I have two private repos on Gitlab, lets call them Foo and Bar, the latter depends on Foo.
When developing on my local machine, I have Gitlab authentication set up, so I can just did
pkg> activate /path/to/Bar
pkg> add https://gitlab.com/tkpapp/Foo.jl
and everything works fine.
But I also need a solution for Gitlab CI, and so far I have not been able to figure one out. Gitlab offers access tokens, but they become part of the URL, so I would need a different manifest on CI. Submodules kind of work using an internal path on Gitlab (it’s the same user), but I need to overwrite my
.gitmodules files for CI because it’s different on my local machine.
Why not add the private packages via git (as in
pkg> add firstname.lastname@example.org:USER/PACKAGE.jl.git) so that you can use SSH key to control access?
I could not get that to work (for reasons I gave up on investigating, something to do with Gitlab’s security model), but I found that Git subtrees work fine.
Hmm… it worked for me between multiple private GitLab.com repositories.

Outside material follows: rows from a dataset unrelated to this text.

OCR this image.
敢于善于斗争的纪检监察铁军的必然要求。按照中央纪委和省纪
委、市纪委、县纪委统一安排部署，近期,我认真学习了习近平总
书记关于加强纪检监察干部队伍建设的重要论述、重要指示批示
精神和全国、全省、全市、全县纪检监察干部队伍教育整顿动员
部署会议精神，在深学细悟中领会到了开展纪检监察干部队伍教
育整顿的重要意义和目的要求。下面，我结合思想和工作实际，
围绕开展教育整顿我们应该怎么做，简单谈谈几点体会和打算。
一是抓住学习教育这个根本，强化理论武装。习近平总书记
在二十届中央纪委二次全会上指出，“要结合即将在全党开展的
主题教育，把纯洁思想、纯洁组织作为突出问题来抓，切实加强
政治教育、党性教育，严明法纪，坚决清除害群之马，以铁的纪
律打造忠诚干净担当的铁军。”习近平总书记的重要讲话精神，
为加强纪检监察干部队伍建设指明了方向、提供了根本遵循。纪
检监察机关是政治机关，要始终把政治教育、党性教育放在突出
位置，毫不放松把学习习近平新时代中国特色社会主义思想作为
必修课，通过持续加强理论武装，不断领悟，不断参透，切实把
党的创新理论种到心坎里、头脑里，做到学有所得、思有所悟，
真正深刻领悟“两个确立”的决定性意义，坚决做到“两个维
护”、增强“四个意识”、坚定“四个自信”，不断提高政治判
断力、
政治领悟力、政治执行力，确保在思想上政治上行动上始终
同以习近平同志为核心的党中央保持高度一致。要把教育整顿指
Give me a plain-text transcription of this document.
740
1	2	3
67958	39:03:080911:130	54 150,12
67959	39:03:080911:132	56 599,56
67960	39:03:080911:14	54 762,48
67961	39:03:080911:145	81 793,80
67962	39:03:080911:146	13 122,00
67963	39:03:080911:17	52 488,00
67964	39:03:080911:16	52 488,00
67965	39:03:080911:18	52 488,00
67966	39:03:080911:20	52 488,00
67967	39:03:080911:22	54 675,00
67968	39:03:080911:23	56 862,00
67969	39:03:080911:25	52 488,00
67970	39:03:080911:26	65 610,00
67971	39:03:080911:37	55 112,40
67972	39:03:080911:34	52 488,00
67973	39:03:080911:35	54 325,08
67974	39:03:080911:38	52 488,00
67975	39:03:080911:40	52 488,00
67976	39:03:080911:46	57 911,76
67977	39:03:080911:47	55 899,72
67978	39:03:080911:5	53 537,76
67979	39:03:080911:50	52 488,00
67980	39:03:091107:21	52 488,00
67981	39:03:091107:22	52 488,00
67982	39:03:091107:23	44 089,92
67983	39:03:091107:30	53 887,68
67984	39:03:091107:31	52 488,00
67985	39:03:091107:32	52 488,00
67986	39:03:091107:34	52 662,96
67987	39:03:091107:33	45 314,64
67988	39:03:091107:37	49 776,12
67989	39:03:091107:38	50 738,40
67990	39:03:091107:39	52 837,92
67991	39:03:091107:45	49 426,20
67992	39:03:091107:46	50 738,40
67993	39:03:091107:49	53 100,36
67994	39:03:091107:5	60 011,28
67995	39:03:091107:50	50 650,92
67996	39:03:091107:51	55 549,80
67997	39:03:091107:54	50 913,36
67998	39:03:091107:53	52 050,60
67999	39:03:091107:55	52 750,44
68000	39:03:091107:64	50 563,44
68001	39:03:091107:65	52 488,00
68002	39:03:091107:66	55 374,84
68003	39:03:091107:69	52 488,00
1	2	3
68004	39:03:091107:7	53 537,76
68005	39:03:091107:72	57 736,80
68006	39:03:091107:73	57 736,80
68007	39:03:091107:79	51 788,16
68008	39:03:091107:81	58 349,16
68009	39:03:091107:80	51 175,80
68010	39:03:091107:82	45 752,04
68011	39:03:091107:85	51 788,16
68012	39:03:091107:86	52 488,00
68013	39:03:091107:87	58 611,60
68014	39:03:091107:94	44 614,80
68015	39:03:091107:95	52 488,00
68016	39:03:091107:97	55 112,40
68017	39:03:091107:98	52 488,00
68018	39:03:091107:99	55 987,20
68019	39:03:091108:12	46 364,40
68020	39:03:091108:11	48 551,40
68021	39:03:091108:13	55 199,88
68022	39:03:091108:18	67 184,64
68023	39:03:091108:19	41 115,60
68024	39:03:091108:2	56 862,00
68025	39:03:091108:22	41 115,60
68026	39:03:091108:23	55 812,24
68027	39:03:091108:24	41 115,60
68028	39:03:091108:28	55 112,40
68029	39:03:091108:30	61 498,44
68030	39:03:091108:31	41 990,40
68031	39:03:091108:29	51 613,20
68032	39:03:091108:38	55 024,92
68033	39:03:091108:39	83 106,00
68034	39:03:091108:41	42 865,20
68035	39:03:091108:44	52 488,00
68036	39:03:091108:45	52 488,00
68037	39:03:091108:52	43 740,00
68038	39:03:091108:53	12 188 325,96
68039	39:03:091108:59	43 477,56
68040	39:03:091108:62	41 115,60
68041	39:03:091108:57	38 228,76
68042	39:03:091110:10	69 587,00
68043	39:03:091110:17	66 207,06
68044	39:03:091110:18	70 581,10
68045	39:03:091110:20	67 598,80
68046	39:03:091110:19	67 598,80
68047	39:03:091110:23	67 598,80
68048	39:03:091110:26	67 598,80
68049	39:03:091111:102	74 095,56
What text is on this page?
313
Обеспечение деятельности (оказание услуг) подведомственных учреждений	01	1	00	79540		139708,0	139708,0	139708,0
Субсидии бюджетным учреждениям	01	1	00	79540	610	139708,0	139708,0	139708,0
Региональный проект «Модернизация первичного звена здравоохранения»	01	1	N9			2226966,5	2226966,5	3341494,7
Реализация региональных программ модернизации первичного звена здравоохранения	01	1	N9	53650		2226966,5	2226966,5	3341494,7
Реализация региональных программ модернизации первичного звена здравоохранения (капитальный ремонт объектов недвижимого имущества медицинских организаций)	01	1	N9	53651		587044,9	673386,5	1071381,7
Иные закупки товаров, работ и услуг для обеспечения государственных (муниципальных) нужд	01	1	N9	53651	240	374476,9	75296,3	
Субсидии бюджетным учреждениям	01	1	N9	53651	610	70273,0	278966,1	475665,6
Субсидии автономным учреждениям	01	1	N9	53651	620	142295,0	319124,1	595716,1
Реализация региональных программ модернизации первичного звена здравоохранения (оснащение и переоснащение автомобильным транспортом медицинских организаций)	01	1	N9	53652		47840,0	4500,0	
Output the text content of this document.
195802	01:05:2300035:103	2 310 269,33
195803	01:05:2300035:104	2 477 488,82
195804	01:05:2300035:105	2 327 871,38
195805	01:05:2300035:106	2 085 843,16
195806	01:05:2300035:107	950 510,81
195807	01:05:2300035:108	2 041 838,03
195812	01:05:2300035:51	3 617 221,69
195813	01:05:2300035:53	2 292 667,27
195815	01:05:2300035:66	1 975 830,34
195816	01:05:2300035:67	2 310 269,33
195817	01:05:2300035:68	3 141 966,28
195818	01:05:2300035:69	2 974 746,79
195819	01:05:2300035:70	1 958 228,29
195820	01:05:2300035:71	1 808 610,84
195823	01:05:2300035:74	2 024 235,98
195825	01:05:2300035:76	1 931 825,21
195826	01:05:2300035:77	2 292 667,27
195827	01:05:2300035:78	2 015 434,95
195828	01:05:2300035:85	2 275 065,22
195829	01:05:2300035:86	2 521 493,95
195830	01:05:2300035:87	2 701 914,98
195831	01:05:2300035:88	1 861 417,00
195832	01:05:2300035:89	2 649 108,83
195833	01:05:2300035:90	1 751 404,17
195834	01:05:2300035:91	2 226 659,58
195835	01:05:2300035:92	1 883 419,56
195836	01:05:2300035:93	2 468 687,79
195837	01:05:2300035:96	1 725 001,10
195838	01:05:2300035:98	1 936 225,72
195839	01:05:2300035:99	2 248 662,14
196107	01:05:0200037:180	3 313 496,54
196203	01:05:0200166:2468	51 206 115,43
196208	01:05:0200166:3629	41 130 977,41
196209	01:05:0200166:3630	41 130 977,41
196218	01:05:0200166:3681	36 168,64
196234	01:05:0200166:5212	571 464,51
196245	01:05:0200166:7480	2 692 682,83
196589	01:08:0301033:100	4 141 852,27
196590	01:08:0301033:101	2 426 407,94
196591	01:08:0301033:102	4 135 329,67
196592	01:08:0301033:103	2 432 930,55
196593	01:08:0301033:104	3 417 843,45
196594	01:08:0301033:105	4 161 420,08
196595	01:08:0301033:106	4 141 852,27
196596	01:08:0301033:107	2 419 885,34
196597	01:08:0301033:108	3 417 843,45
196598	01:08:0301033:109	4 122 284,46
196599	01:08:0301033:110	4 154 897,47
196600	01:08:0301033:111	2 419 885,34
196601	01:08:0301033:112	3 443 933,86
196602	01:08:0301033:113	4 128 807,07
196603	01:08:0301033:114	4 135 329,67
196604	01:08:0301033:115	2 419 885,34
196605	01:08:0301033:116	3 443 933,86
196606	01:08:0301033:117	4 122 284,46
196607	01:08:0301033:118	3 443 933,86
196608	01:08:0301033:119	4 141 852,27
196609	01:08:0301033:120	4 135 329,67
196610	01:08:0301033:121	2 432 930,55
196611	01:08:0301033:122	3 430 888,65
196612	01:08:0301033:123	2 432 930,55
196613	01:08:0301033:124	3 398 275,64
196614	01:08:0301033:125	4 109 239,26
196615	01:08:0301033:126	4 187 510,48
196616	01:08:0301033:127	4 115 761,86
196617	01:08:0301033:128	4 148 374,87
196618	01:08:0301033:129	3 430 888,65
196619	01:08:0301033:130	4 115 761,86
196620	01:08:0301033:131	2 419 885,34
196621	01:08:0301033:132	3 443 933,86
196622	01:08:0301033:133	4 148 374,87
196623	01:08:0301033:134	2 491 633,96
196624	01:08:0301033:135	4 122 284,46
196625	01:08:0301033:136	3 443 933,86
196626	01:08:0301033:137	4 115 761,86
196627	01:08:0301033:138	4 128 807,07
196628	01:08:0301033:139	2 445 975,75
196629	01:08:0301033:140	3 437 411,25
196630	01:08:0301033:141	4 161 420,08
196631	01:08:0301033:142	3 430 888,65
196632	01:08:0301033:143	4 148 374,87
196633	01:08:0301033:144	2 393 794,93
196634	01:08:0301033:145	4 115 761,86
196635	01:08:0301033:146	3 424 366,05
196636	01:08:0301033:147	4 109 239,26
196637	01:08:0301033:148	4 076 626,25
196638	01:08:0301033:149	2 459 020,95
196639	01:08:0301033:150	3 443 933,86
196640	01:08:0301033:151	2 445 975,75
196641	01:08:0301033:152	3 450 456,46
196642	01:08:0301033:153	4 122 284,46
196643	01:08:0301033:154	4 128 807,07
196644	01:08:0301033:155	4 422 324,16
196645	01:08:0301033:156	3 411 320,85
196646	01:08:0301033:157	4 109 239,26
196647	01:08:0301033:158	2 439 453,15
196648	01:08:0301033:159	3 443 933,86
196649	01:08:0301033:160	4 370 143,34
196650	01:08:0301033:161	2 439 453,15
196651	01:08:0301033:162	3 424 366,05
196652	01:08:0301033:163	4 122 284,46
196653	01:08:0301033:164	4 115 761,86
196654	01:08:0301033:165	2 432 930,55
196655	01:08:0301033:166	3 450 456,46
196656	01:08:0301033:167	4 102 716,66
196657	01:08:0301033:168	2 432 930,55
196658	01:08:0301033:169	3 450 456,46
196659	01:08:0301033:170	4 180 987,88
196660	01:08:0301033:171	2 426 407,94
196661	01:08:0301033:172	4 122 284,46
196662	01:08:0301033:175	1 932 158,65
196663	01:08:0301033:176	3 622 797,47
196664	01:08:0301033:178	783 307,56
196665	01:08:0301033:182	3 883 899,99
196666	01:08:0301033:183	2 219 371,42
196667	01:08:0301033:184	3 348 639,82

I just followed https://docs.gitlab.com/ee/ci/ssh_keys/README.html
Can you please share the relevant
.gitlab-ci.yml file is possible?
To refresh my memory, I set up a demo that shows the configuration https://gitlab.com/tkfm/gitlabdemodownstream.jl/-/merge_requests/1
Just following https://docs.gitlab.com/ee/ci/ssh_keys/README.html
- Create an SSH key pair with
ssh-keygen -t ed25519 -C GitLabDemoDownstream@gitlab-ci -f key
- Add the public key as a deploy key at https://gitlab.com/tkfm/gitlabdemoupstream.jl/-/settings/repository#js-deploy-keys-settings
- Add the private key as
SSH_PRIVATE_KEY environment variable at https://gitlab.com/tkfm/gitlabdemodownstream.jl/-/settings/ci_cd
- Turn off
The CI for the merge request was run before making these repositories public.
I also invited you to the repositories so that you can see the settings.
Protected switch setting would look like:
Thank you so much! I think the issue for me was the Protected switch.
You are welcome! Yeah, I think it might be a common pitfall. I totally forgot about it.
I used the guide posted above in order to setup my CI which worked fine (thanks by the way!) until recently. After Updating to Julia 1.6 I get:
SSH host verification: the server `private.gitlab:22` is not a known host. Please run `ssh-keyscan private.gitlab:22 >> /root/.ssh/known_hosts` in order to add the server to your known hosts file and then try again.
However, manually adding this server in the .yml does not work.
I found https://github.com/JuliaLang/julia/issues/38777 which seems related. At one point it is suggested that adding
ssh:// in front of
git.private.gitlab might fix the problem. However, when I tried this in the
Pkg.registry.add-command, CI could not resolve the url.
As you are using similar setups, did you run into this problem too? Could you solve it?
Edit: I think I found the problem https://github.com/JuliaLang/julia/issues/40297
Adding this solved my problem:
ssh-keyscan private.gitlab >> /root/.ssh/known_hosts
I think it is best to wait for the upstream issues to resolve, in the meantime use the workaround.